Thursday 19 August 2010

#31 The Gettysburg Largesse.


I spent a lot of time with my parents a couple of weeks ago. Among other places, we went to Gettysburg, the scene of the decisive battle of the American Civil War, and where Abraham Lincoln famously gloated about how great the Union was. We ate stacks of pancakes and waffles and ice cream, and I grew fat.The Gettysburg Address, and the Gettysburg Largesse.
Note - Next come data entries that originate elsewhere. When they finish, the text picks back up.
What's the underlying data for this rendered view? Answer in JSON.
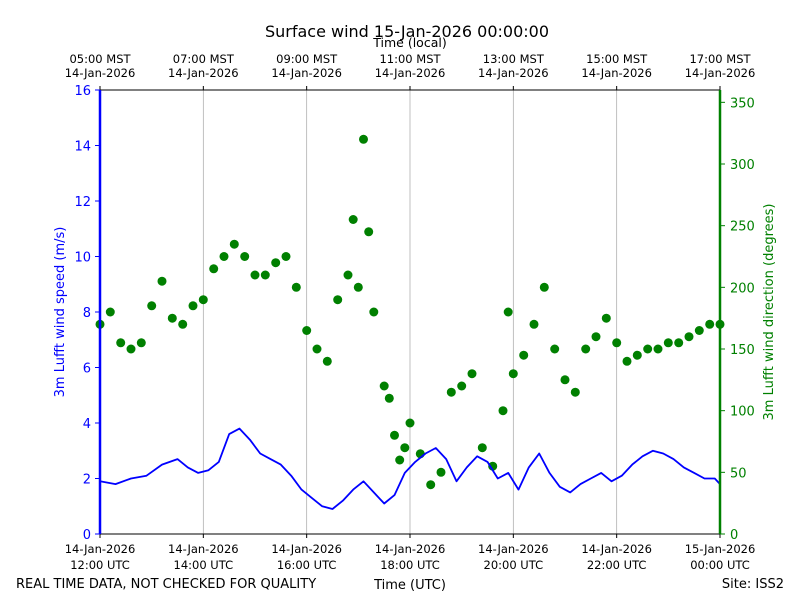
{
  "chart_data": {
    "type": "line",
    "title": "Surface wind 15-Jan-2026 00:00:00",
    "top_axis_label": "Time (local)",
    "xlabel": "Time (UTC)",
    "ylabel_left": "3m Lufft wind speed (m/s)",
    "ylabel_right": "3m Lufft wind direction (degrees)",
    "footer_left": "REAL TIME DATA, NOT CHECKED FOR QUALITY",
    "footer_right": "Site: ISS2",
    "x_range_hours_utc": [
      12,
      24
    ],
    "ylim_left": [
      0,
      16
    ],
    "ylim_right": [
      0,
      360
    ],
    "y_ticks_left": [
      "0",
      "2",
      "4",
      "6",
      "8",
      "10",
      "12",
      "14",
      "16"
    ],
    "y_ticks_right": [
      "0",
      "50",
      "100",
      "150",
      "200",
      "250",
      "300",
      "350"
    ],
    "bottom_ticks": [
      {
        "hour": 12,
        "date": "14-Jan-2026",
        "time": "12:00 UTC"
      },
      {
        "hour": 14,
        "date": "14-Jan-2026",
        "time": "14:00 UTC"
      },
      {
        "hour": 16,
        "date": "14-Jan-2026",
        "time": "16:00 UTC"
      },
      {
        "hour": 18,
        "date": "14-Jan-2026",
        "time": "18:00 UTC"
      },
      {
        "hour": 20,
        "date": "14-Jan-2026",
        "time": "20:00 UTC"
      },
      {
        "hour": 22,
        "date": "14-Jan-2026",
        "time": "22:00 UTC"
      },
      {
        "hour": 24,
        "date": "15-Jan-2026",
        "time": "00:00 UTC"
      }
    ],
    "top_ticks": [
      {
        "hour": 12,
        "time": "05:00 MST",
        "date": "14-Jan-2026"
      },
      {
        "hour": 14,
        "time": "07:00 MST",
        "date": "14-Jan-2026"
      },
      {
        "hour": 16,
        "time": "09:00 MST",
        "date": "14-Jan-2026"
      },
      {
        "hour": 18,
        "time": "11:00 MST",
        "date": "14-Jan-2026"
      },
      {
        "hour": 20,
        "time": "13:00 MST",
        "date": "14-Jan-2026"
      },
      {
        "hour": 22,
        "time": "15:00 MST",
        "date": "14-Jan-2026"
      },
      {
        "hour": 24,
        "time": "17:00 MST",
        "date": "14-Jan-2026"
      }
    ],
    "series": [
      {
        "name": "wind speed",
        "axis": "left",
        "style": "line",
        "color": "#0000ff",
        "hours": [
          12.0,
          12.3,
          12.6,
          12.9,
          13.2,
          13.5,
          13.7,
          13.9,
          14.1,
          14.3,
          14.5,
          14.7,
          14.9,
          15.1,
          15.3,
          15.5,
          15.7,
          15.9,
          16.1,
          16.3,
          16.5,
          16.7,
          16.9,
          17.1,
          17.3,
          17.5,
          17.7,
          17.9,
          18.1,
          18.3,
          18.5,
          18.7,
          18.9,
          19.1,
          19.3,
          19.5,
          19.7,
          19.9,
          20.1,
          20.3,
          20.5,
          20.7,
          20.9,
          21.1,
          21.3,
          21.5,
          21.7,
          21.9,
          22.1,
          22.3,
          22.5,
          22.7,
          22.9,
          23.1,
          23.3,
          23.5,
          23.7,
          23.9,
          24.0
        ],
        "values": [
          1.9,
          1.8,
          2.0,
          2.1,
          2.5,
          2.7,
          2.4,
          2.2,
          2.3,
          2.6,
          3.6,
          3.8,
          3.4,
          2.9,
          2.7,
          2.5,
          2.1,
          1.6,
          1.3,
          1.0,
          0.9,
          1.2,
          1.6,
          1.9,
          1.5,
          1.1,
          1.4,
          2.2,
          2.6,
          2.9,
          3.1,
          2.7,
          1.9,
          2.4,
          2.8,
          2.6,
          2.0,
          2.2,
          1.6,
          2.4,
          2.9,
          2.2,
          1.7,
          1.5,
          1.8,
          2.0,
          2.2,
          1.9,
          2.1,
          2.5,
          2.8,
          3.0,
          2.9,
          2.7,
          2.4,
          2.2,
          2.0,
          2.0,
          1.8
        ]
      },
      {
        "name": "wind direction",
        "axis": "right",
        "style": "scatter",
        "color": "#008000",
        "hours": [
          12.0,
          12.2,
          12.4,
          12.6,
          12.8,
          13.0,
          13.2,
          13.4,
          13.6,
          13.8,
          14.0,
          14.2,
          14.4,
          14.6,
          14.8,
          15.0,
          15.2,
          15.4,
          15.6,
          15.8,
          16.0,
          16.2,
          16.4,
          16.6,
          16.8,
          16.9,
          17.0,
          17.1,
          17.2,
          17.3,
          17.5,
          17.6,
          17.7,
          17.8,
          17.9,
          18.0,
          18.2,
          18.4,
          18.6,
          18.8,
          19.0,
          19.2,
          19.4,
          19.6,
          19.8,
          19.9,
          20.0,
          20.2,
          20.4,
          20.6,
          20.8,
          21.0,
          21.2,
          21.4,
          21.6,
          21.8,
          22.0,
          22.2,
          22.4,
          22.6,
          22.8,
          23.0,
          23.2,
          23.4,
          23.6,
          23.8,
          24.0
        ],
        "values": [
          170,
          180,
          155,
          150,
          155,
          185,
          205,
          175,
          170,
          185,
          190,
          215,
          225,
          235,
          225,
          210,
          210,
          220,
          225,
          200,
          165,
          150,
          140,
          190,
          210,
          255,
          200,
          320,
          245,
          180,
          120,
          110,
          80,
          60,
          70,
          90,
          65,
          40,
          50,
          115,
          120,
          130,
          70,
          55,
          100,
          180,
          130,
          145,
          170,
          200,
          150,
          125,
          115,
          150,
          160,
          175,
          155,
          140,
          145,
          150,
          150,
          155,
          155,
          160,
          165,
          170,
          170
        ]
      }
    ]
  }
}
The civil authorities of Gettysburg clearly know which way their bread is buttered: the whole town is built around the civil war. Every civil war-era house has a spiffy plaque proclaiming it as such; every other shop sells civil war costumes. There is a big market for said costumes amongst civil war re-enactors, who, in Gettysburg, are plentiful. I am curious as to whether anyone who isn't a civil war re-enactor has ever bought one, and whether, if so, he was drunk. On the better side, we went to a restaurant which served civil war-era food. I know not how genuine it was, but it was certainly scrumptious: game pie, sweet potatoes, watermelon jelly, apple butter, and so forth.
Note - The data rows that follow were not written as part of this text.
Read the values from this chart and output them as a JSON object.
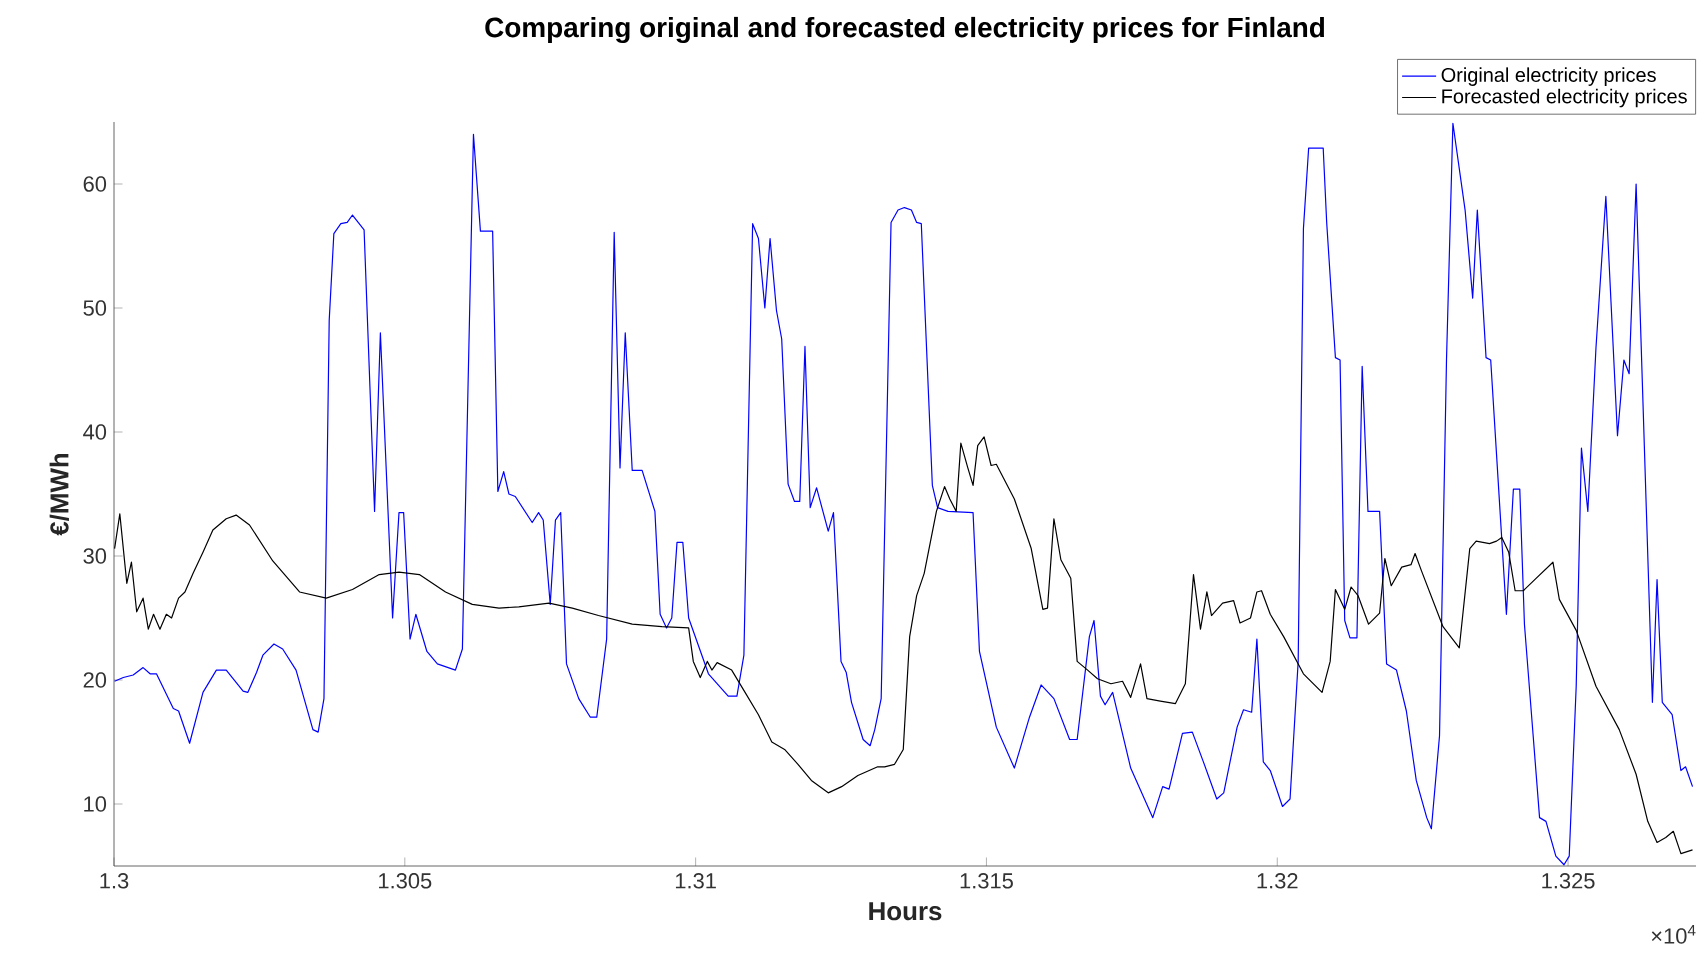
{
  "chart_data": {
    "type": "line",
    "title": "Comparing original and forecasted electricity prices for Finland",
    "xlabel": "Hours",
    "ylabel": "€/MWh",
    "xlim": [
      1.3,
      1.3272
    ],
    "ylim": [
      5,
      65
    ],
    "xticks": [
      1.3,
      1.305,
      1.31,
      1.315,
      1.32,
      1.325
    ],
    "yticks": [
      10,
      20,
      30,
      40,
      50,
      60
    ],
    "legend": "top right",
    "annotations": [
      "×10$^{4}$"
    ],
    "series": [
      {
        "name": "Original electricity prices",
        "color": "#0000ff",
        "x": [
          1.30001,
          1.30016,
          1.30033,
          1.3005,
          1.30062,
          1.30073,
          1.30102,
          1.30111,
          1.3013,
          1.30153,
          1.30176,
          1.30193,
          1.30222,
          1.3023,
          1.30245,
          1.30256,
          1.30275,
          1.3029,
          1.30313,
          1.30342,
          1.30351,
          1.30361,
          1.3037,
          1.30378,
          1.3039,
          1.30401,
          1.3041,
          1.3043,
          1.30448,
          1.30458,
          1.30479,
          1.3049,
          1.30498,
          1.30509,
          1.30519,
          1.30538,
          1.30556,
          1.30587,
          1.30599,
          1.30618,
          1.3063,
          1.30651,
          1.3066,
          1.3067,
          1.30679,
          1.3069,
          1.30719,
          1.3073,
          1.30738,
          1.3075,
          1.30759,
          1.30768,
          1.30778,
          1.30799,
          1.30819,
          1.3083,
          1.30847,
          1.3086,
          1.3087,
          1.30879,
          1.30891,
          1.30908,
          1.3093,
          1.30939,
          1.3095,
          1.30959,
          1.30968,
          1.30978,
          1.30988,
          1.31022,
          1.31056,
          1.31071,
          1.31083,
          1.31098,
          1.31108,
          1.31119,
          1.31128,
          1.31139,
          1.31148,
          1.31159,
          1.3117,
          1.31179,
          1.31188,
          1.31197,
          1.31208,
          1.31228,
          1.31237,
          1.3125,
          1.31259,
          1.31268,
          1.31288,
          1.313,
          1.31308,
          1.31319,
          1.31336,
          1.31348,
          1.31359,
          1.31371,
          1.3138,
          1.31388,
          1.31407,
          1.31416,
          1.31434,
          1.31477,
          1.31488,
          1.31517,
          1.31548,
          1.31574,
          1.31594,
          1.31616,
          1.31643,
          1.31656,
          1.31677,
          1.31685,
          1.31696,
          1.31704,
          1.31717,
          1.31748,
          1.31786,
          1.31803,
          1.31814,
          1.31837,
          1.31854,
          1.31873,
          1.31896,
          1.31908,
          1.31931,
          1.31942,
          1.31956,
          1.31965,
          1.31976,
          1.31988,
          1.32009,
          1.32022,
          1.32036,
          1.32045,
          1.32054,
          1.32079,
          1.32085,
          1.321,
          1.32108,
          1.32116,
          1.32125,
          1.32137,
          1.32146,
          1.32156,
          1.32176,
          1.32188,
          1.32205,
          1.32222,
          1.32239,
          1.32257,
          1.32265,
          1.32279,
          1.32291,
          1.32302,
          1.32323,
          1.32336,
          1.32344,
          1.32359,
          1.32367,
          1.32394,
          1.32406,
          1.32417,
          1.32425,
          1.3244,
          1.32451,
          1.32462,
          1.32479,
          1.32493,
          1.32502,
          1.32514,
          1.32523,
          1.32534,
          1.32548,
          1.32565,
          1.32585,
          1.32596,
          1.32605,
          1.32617,
          1.32645,
          1.32653,
          1.32662,
          1.32679,
          1.32694,
          1.32702,
          1.32714
        ],
        "values": [
          19.9,
          20.2,
          20.4,
          21.0,
          20.5,
          20.5,
          17.7,
          17.5,
          14.9,
          19.0,
          20.8,
          20.8,
          19.1,
          19.0,
          20.6,
          22.0,
          22.9,
          22.5,
          20.8,
          16.0,
          15.8,
          18.5,
          49.0,
          56.0,
          56.8,
          56.9,
          57.5,
          56.3,
          33.6,
          48.0,
          25.0,
          33.5,
          33.5,
          23.3,
          25.3,
          22.3,
          21.3,
          20.8,
          22.5,
          64.0,
          56.2,
          56.2,
          35.2,
          36.8,
          35.0,
          34.8,
          32.7,
          33.5,
          32.9,
          26.1,
          32.9,
          33.5,
          21.3,
          18.5,
          17.0,
          17.0,
          23.3,
          56.1,
          37.1,
          48.0,
          36.9,
          36.9,
          33.6,
          25.3,
          24.2,
          25.0,
          31.1,
          31.1,
          25.0,
          20.5,
          18.7,
          18.7,
          22.0,
          56.8,
          55.6,
          50.0,
          55.6,
          49.8,
          47.5,
          35.8,
          34.4,
          34.4,
          46.9,
          33.9,
          35.5,
          32.0,
          33.5,
          21.5,
          20.6,
          18.2,
          15.2,
          14.7,
          16.0,
          18.5,
          56.9,
          57.9,
          58.1,
          57.9,
          56.9,
          56.8,
          35.7,
          33.9,
          33.6,
          33.5,
          22.3,
          16.2,
          12.9,
          17.0,
          19.6,
          18.5,
          15.2,
          15.2,
          23.5,
          24.8,
          18.7,
          18.0,
          19.0,
          12.9,
          8.9,
          11.4,
          11.2,
          15.7,
          15.8,
          13.4,
          10.4,
          10.9,
          16.2,
          17.6,
          17.4,
          23.3,
          13.4,
          12.7,
          9.8,
          10.4,
          21.5,
          56.4,
          62.9,
          62.9,
          56.9,
          46.0,
          45.8,
          24.8,
          23.4,
          23.4,
          45.3,
          33.6,
          33.6,
          21.3,
          20.8,
          17.5,
          11.9,
          8.9,
          8.0,
          15.5,
          45.8,
          64.9,
          57.9,
          50.8,
          57.9,
          46.0,
          45.8,
          25.3,
          35.4,
          35.4,
          24.5,
          15.5,
          8.9,
          8.6,
          5.8,
          5.1,
          5.8,
          19.5,
          38.7,
          33.6,
          46.8,
          59.0,
          39.7,
          45.8,
          44.7,
          60.0,
          18.2,
          28.1,
          18.2,
          17.2,
          12.7,
          13.0,
          11.4
        ]
      },
      {
        "name": "Forecasted electricity prices",
        "color": "#000000",
        "x": [
          1.30001,
          1.3001,
          1.30022,
          1.3003,
          1.30039,
          1.3005,
          1.30059,
          1.30068,
          1.30079,
          1.3009,
          1.30099,
          1.30111,
          1.30122,
          1.30136,
          1.30153,
          1.3017,
          1.30193,
          1.3021,
          1.30233,
          1.30273,
          1.30319,
          1.30365,
          1.3041,
          1.30456,
          1.3049,
          1.30525,
          1.3057,
          1.30616,
          1.30662,
          1.30696,
          1.30748,
          1.30788,
          1.30833,
          1.30891,
          1.30942,
          1.30988,
          1.30996,
          1.31008,
          1.3102,
          1.31028,
          1.31037,
          1.31062,
          1.31085,
          1.31108,
          1.31131,
          1.31153,
          1.31176,
          1.31199,
          1.31228,
          1.31251,
          1.31279,
          1.31313,
          1.31325,
          1.31342,
          1.31357,
          1.31368,
          1.3138,
          1.31393,
          1.31414,
          1.31428,
          1.31437,
          1.31448,
          1.31456,
          1.31468,
          1.31477,
          1.31485,
          1.31496,
          1.31508,
          1.31517,
          1.31548,
          1.31577,
          1.31597,
          1.31605,
          1.31616,
          1.31628,
          1.31645,
          1.31656,
          1.31674,
          1.31691,
          1.31714,
          1.31734,
          1.31748,
          1.31765,
          1.31776,
          1.31799,
          1.31825,
          1.31842,
          1.31856,
          1.31868,
          1.31879,
          1.31887,
          1.31906,
          1.31925,
          1.31936,
          1.31954,
          1.31965,
          1.31973,
          1.31988,
          1.32011,
          1.32045,
          1.32077,
          1.32091,
          1.321,
          1.32116,
          1.32127,
          1.32139,
          1.32157,
          1.32176,
          1.32185,
          1.32196,
          1.32214,
          1.3223,
          1.32237,
          1.32248,
          1.32285,
          1.32313,
          1.32331,
          1.32342,
          1.32365,
          1.32377,
          1.32386,
          1.32398,
          1.32409,
          1.32423,
          1.32445,
          1.32474,
          1.32485,
          1.32514,
          1.32548,
          1.32588,
          1.32617,
          1.32637,
          1.32653,
          1.32668,
          1.32681,
          1.32694,
          1.32714
        ],
        "values": [
          30.6,
          33.4,
          27.8,
          29.5,
          25.5,
          26.6,
          24.1,
          25.3,
          24.1,
          25.3,
          25.0,
          26.6,
          27.1,
          28.6,
          30.3,
          32.1,
          33.0,
          33.3,
          32.5,
          29.6,
          27.1,
          26.6,
          27.3,
          28.5,
          28.7,
          28.5,
          27.1,
          26.1,
          25.8,
          25.9,
          26.2,
          25.8,
          25.2,
          24.5,
          24.3,
          24.2,
          21.5,
          20.2,
          21.5,
          20.8,
          21.4,
          20.8,
          19.0,
          17.2,
          15.0,
          14.4,
          13.2,
          11.9,
          10.9,
          11.4,
          12.3,
          13.0,
          13.0,
          13.2,
          14.4,
          23.5,
          26.8,
          28.6,
          33.6,
          35.6,
          34.6,
          33.6,
          39.1,
          37.1,
          35.7,
          38.9,
          39.6,
          37.3,
          37.4,
          34.6,
          30.6,
          25.7,
          25.8,
          33.0,
          29.7,
          28.2,
          21.5,
          20.8,
          20.1,
          19.7,
          19.9,
          18.6,
          21.3,
          18.5,
          18.3,
          18.1,
          19.7,
          28.5,
          24.1,
          27.1,
          25.2,
          26.2,
          26.4,
          24.6,
          25.0,
          27.1,
          27.2,
          25.3,
          23.5,
          20.5,
          19.0,
          21.5,
          27.3,
          25.7,
          27.5,
          26.8,
          24.5,
          25.4,
          29.8,
          27.6,
          29.1,
          29.3,
          30.2,
          28.8,
          24.3,
          22.6,
          30.6,
          31.2,
          31.0,
          31.2,
          31.5,
          30.3,
          27.2,
          27.2,
          28.2,
          29.5,
          26.5,
          24.0,
          19.5,
          16.0,
          12.4,
          8.6,
          6.9,
          7.3,
          7.8,
          6.0,
          6.3
        ]
      }
    ]
  }
}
The most amazing thing about the American Civil War is how close a call it was. I know people say that about every war ("If only Hitler had continued bombing airfields/kept Stalin sweet for another month/not fired that nuclear technician/warn Swastika underpants..." my history teacher used to opine, with a hint of genuine sadness), but really, you couldn't put an Avanti condom between the Union and the Confederacy until Gettsyburg. The consensus was that Robert E. Lee (Commander of the Army of North Virginia, and the de facto head of the Confederate army) nearly had it, after major victories preceding Gettysburg. It was a truly unexpected tits-up for the Rednecks.

I like this topic a lot, as it allows me to exhibit a rare flash of Mancunian pride - the Union almost certainly would have lost the Civil War, if the City of Manchester hadn't agreed to stop buying Southern cotton. The loss of the South's major - almost only - source of income was disastrous for the Confederacy, and greatly undermined their military power. Abraham Lincoln wrote a humble letter thanking Manchester's workers, who suffered widespread hardship and famine throughout the rest of the war.

As I alluded to earlier, Gettysburg is, astoundingly, where the Gettysburg Address was given. Five months after the bloodiest battle the Western hemisphere has ever seen (in terms of the proportion of soldiers involved who perished, if you were wondering), as bodies were still being cleared away, he stood and spoke the following words to a 15,000-strong crowd:

"Four score and seven years ago our fathers brought forth on this continent a new nation, conceived in liberty, and dedicated to the proposition that all men are created equal.
Now we are engaged in a great civil war, testing whether that nation, or any nation, so conceived and so dedicated, can long endure. We are met on a great battle-field of that war. We have come to dedicate a portion of that field, as a final resting place for those who here gave their lives that that nation might live. It is altogether fitting and proper that we should do this.
But, in a larger sense, we can not dedicate, we can not consecrate, we can not hallow this ground. The brave men, living and dead, who struggled here, have consecrated it, far above our poor power to add or detract. The world will little note, nor long remember what we say here, but it can never forget what they did here. It is for us the living, rather, to be dedicated here to the unfinished work which they who fought here have thus far so nobly advanced. It is rather for us to be here dedicated to the great task remaining before us—that from these honored dead we take increased devotion to that cause for which they gave the last full measure of devotion—that we here highly resolve that these dead shall not have died in vain—that this nation, under God, shall have a new birth of freedom—and that government of the people, by the people, for the people, shall not perish from the earth."


Without wishing to get drippy, standing and reading those words of peerless beauty and eloquence is a pretty amazing moment. And when you're done, you can go and get your photo taken groping a bronze statue of Lincoln in the crotch.